# Question on wheel speed sensor replacement MKIV GTI



## markasaurus rex (Jun 30, 2010)

So here's the story, a few weeks back I went and changed springs and shocks on my suspension, in doing so I accidentally smashed my pass front wheel speed sensor with a sledge hammer while removing the control arm from the shock body. Obviously my car was throwing codes with the sensor being out (unplugged at the time). This weekend I finally got around to installing a new sensor. Install went smoothly, but I'm still getting error codes. The only warning light that went out was the "BRAKE" indicator. I know that I need to hook up a vag com to clear the faults, however, my abs and traction control still don't work. Do I need to clear the codes first before the system works? Or is my new sensor not functioning correctly?


----------



## markasaurus rex (Jun 30, 2010)

Oh... and btw first time poster long time lurker.


----------



## KG18t (Aug 9, 2006)

The sensors don't always throw normal codes... Sometimes you need to look at the sensor outputs to see if they're working normally. Did you damage the ring, and are the two visible magnet faces on the sensor lined up with the vanes on the ring?
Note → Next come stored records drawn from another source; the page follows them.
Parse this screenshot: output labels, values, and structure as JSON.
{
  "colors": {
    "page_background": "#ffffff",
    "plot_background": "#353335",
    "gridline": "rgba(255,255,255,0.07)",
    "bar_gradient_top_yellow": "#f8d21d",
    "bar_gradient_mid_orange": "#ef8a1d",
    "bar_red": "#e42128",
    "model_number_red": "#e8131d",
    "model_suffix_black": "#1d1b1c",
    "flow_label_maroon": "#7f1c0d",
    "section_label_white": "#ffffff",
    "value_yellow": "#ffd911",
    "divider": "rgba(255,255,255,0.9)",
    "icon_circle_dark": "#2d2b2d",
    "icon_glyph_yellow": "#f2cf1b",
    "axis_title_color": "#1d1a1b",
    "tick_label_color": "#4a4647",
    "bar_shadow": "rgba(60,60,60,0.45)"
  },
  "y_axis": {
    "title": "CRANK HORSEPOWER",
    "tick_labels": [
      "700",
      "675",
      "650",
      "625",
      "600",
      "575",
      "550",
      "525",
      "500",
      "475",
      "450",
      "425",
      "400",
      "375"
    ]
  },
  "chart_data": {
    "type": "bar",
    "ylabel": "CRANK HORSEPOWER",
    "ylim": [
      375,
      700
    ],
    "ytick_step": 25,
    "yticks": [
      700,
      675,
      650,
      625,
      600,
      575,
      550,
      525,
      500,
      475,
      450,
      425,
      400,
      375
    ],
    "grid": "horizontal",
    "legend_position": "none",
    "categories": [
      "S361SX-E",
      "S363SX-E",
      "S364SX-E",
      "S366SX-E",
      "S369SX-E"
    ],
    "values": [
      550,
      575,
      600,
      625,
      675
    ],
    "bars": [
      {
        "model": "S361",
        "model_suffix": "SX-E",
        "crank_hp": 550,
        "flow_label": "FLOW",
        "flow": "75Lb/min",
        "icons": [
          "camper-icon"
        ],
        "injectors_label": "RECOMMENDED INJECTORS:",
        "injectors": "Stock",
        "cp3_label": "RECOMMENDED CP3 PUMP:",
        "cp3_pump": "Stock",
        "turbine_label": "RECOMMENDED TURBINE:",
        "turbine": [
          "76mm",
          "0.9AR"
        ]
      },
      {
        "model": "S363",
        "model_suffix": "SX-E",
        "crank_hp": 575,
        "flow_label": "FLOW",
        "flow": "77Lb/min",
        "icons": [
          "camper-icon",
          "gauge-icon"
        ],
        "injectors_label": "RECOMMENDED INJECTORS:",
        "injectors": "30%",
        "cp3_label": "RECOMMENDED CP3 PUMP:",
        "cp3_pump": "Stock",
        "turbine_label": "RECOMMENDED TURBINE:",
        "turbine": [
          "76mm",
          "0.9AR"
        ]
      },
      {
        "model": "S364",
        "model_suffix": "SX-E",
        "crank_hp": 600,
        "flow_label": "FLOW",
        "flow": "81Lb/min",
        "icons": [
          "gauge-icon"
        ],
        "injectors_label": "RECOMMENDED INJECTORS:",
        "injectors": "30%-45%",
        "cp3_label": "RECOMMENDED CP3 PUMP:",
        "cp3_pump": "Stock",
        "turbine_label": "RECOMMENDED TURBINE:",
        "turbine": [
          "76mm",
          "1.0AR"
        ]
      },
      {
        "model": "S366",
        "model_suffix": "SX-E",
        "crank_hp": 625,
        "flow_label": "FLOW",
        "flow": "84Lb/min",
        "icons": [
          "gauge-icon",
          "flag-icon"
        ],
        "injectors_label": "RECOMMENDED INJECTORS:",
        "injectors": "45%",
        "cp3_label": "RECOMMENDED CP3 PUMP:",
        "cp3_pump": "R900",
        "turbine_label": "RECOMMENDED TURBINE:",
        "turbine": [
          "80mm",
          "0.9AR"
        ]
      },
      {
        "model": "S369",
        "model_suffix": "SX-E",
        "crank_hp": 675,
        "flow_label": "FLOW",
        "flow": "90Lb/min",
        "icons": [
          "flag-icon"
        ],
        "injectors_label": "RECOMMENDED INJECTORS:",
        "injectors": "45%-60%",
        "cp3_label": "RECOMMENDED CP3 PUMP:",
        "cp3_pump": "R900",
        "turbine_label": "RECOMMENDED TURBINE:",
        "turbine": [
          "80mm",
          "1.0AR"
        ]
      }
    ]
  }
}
I've seen someone install a sensor at a funny angle before, don't remember how at this point, but it caused a whole mess of issues.


----------



## balliBTI (Sep 2, 2008)

didnt want to make a new thread, seeing this is sort of the problem im going through

I just replaced the rear right ABS sensor after i got ESP, tire pressure and ABS lights in my dash, also the handbrake light started flashing.

Then i went for a test drive. At first the ABS light went away but after a few seconds everything lit up again.

Im wondering, will it go away? does the system "reboot" itself after a few minutes of driving or do i need to go to the dealer and have them delete the code?

oh, btw, its a MK5


----------